Palantir, Shares

Palantir Shares Face Headwinds Despite Major Asian Contract

26.01.2026 - 09:14:05

Palantir US69608A1088

While Palantir Technologies announced a significant new multi-year agreement in Asia, its stock performance told a different story. Instead of rallying on the news, the share price continued its recent decline, leaving investors to question why operational successes and robust growth metrics are failing to support the equity. The current market sentiment suggests that valuation concerns are outweighing the positive impact of new business wins.

All eyes are now on the upcoming quarterly report, due for release after the market closes on February 2. This earnings call is anticipated to be a major directional catalyst for the stock. Analyst expectations are notably high; over the preceding 90 days, profit estimates have been revised upward on 21 separate occasions.

Consensus estimates for Q4 are as follows:
* Revenue: $1.34 billion
* Adjusted earnings per share (EPS): $0.23

Market experts suggest that for the stock to find a sustainable footing, the company’s management must not only deliver strong figures but also provide a convincing outlook for 2026 that can justify its premium valuation.

A Paradoxical Market Reaction

The announcement of the deal failed to halt the stock's slide. Since reaching a peak near $194 in December, Palantir's shares have shed approximately 15% of their value, recently trading around the $169 mark. This weakness appears driven by a combination of profit-taking in the broader AI sector and macroeconomic anxieties. Renewed tariff threats from former U.S. President Donald Trump have further dampened market sentiment.

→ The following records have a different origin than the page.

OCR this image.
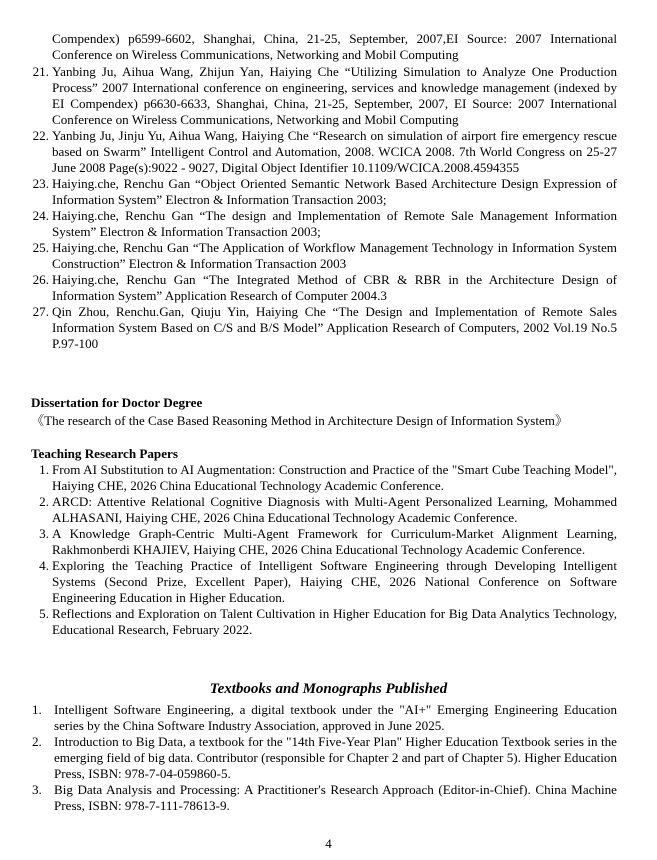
Compendex) p6599-6602, Shanghai, China, 21-25, September, 2007,EI Source: 2007 International Conference on Wireless Communications, Networking and Mobil Computing
21. Yanbing Ju, Aihua Wang, Zhijun Yan, Haiying Che “Utilizing Simulation to Analyze One Production Process” 2007 International conference on engineering, services and knowledge management (indexed by EI Compendex) p6630-6633, Shanghai, China, 21-25, September, 2007, EI Source: 2007 International Conference on Wireless Communications, Networking and Mobil Computing
22. Yanbing Ju, Jinju Yu, Aihua Wang, Haiying Che “Research on simulation of airport fire emergency rescue based on Swarm” Intelligent Control and Automation, 2008. WCICA 2008. 7th World Congress on 25-27 June 2008 Page(s):9022 - 9027, Digital Object Identifier 10.1109/WCICA.2008.4594355
23. Haiying.che, Renchu Gan “Object Oriented Semantic Network Based Architecture Design Expression of Information System” Electron & Information Transaction 2003;
24. Haiying.che, Renchu Gan “The design and Implementation of Remote Sale Management Information System” Electron & Information Transaction 2003;
25. Haiying.che, Renchu Gan “The Application of Workflow Management Technology in Information System Construction” Electron & Information Transaction 2003
26. Haiying.che, Renchu Gan “The Integrated Method of CBR & RBR in the Architecture Design of Information System” Application Research of Computer 2004.3
27. Qin Zhou, Renchu.Gan, Qiuju Yin, Haiying Che “The Design and Implementation of Remote Sales Information System Based on C/S and B/S Model” Application Research of Computers, 2002 Vol.19 No.5 P.97-100
Dissertation for Doctor Degree
《The research of the Case Based Reasoning Method in Architecture Design of Information System》
Teaching Research Papers
1. From AI Substitution to AI Augmentation: Construction and Practice of the "Smart Cube Teaching Model", Haiying CHE, 2026 China Educational Technology Academic Conference.
2. ARCD: Attentive Relational Cognitive Diagnosis with Multi-Agent Personalized Learning, Mohammed ALHASANI, Haiying CHE, 2026 China Educational Technology Academic Conference.
3. A Knowledge Graph-Centric Multi-Agent Framework for Curriculum-Market Alignment Learning, Rakhmonberdi KHAJIEV, Haiying CHE, 2026 China Educational Technology Academic Conference.
4. Exploring the Teaching Practice of Intelligent Software Engineering through Developing Intelligent Systems (Second Prize, Excellent Paper), Haiying CHE, 2026 National Conference on Software Engineering Education in Higher Education.
5. Reflections and Exploration on Talent Cultivation in Higher Education for Big Data Analytics Technology, Educational Research, February 2022.
Textbooks and Monographs Published
1. Intelligent Software Engineering, a digital textbook under the "AI+" Emerging Engineering Education series by the China Software Industry Association, approved in June 2025.
2. Introduction to Big Data, a textbook for the "14th Five-Year Plan" Higher Education Textbook series in the emerging field of big data. Contributor (responsible for Chapter 2 and part of Chapter 5). Higher Education Press, ISBN: 978-7-04-059860-5.
3. Big Data Analysis and Processing: A Practitioner's Research Approach (Editor-in-Chief). China Machine Press, ISBN: 978-7-111-78613-9.
4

Should investors sell immediately? Or is it worth buying Palantir?

A primary overhang remains the company's steep valuation. Even after the recent pullback, Palantir trades at a price-to-sales multiple exceeding 100, ranking it among the most expensive equities in the software sector. This lofty valuation continues to deter many potential investors.

Details of the Strategic Korean Partnership

The company formalized a substantial expansion of its strategic partnership with industrial conglomerate HD Hyundai at the World Economic Forum in Davos on January 20. The agreement, valued in the "hundreds of millions of dollars" over several years, represents Palantir's largest commercial contract in South Korea to date.

Palantir's "Foundry" platform and its "Artificial Intelligence Platform" (AIP) are slated for deployment across the diversified group's entire ecosystem. Key application areas will include:
* Electrical systems
* Robotics
* Marine sector services
* Construction machinery

HD Hyundai's CEO, Chung Kisun, cited measurable efficiencies already achieved, noting that enhanced data integration and automated decision-making have accelerated shipbuilding processes by roughly 30 percent. While Palantir CEO Alex Karp acknowledged the innovative South Korean market, he emphasized that U.S. business retains absolute priority. The company continues to generate about three-quarters of its revenue from its home market, where demand currently outpaces supply.

Technical and Analyst Sentiment Shifts

The technical outlook for the stock has recently softened. In a move ahead of the earnings report, analyst Stephen Guilfoyle reduced his price target from $238 to $217. He attributed this adjustment not to fundamental deterioration but to the broken momentum in the share price. The forthcoming quarterly results and guidance will be pivotal in determining whether the current correction represents a buying opportunity or the start of a more prolonged consolidation.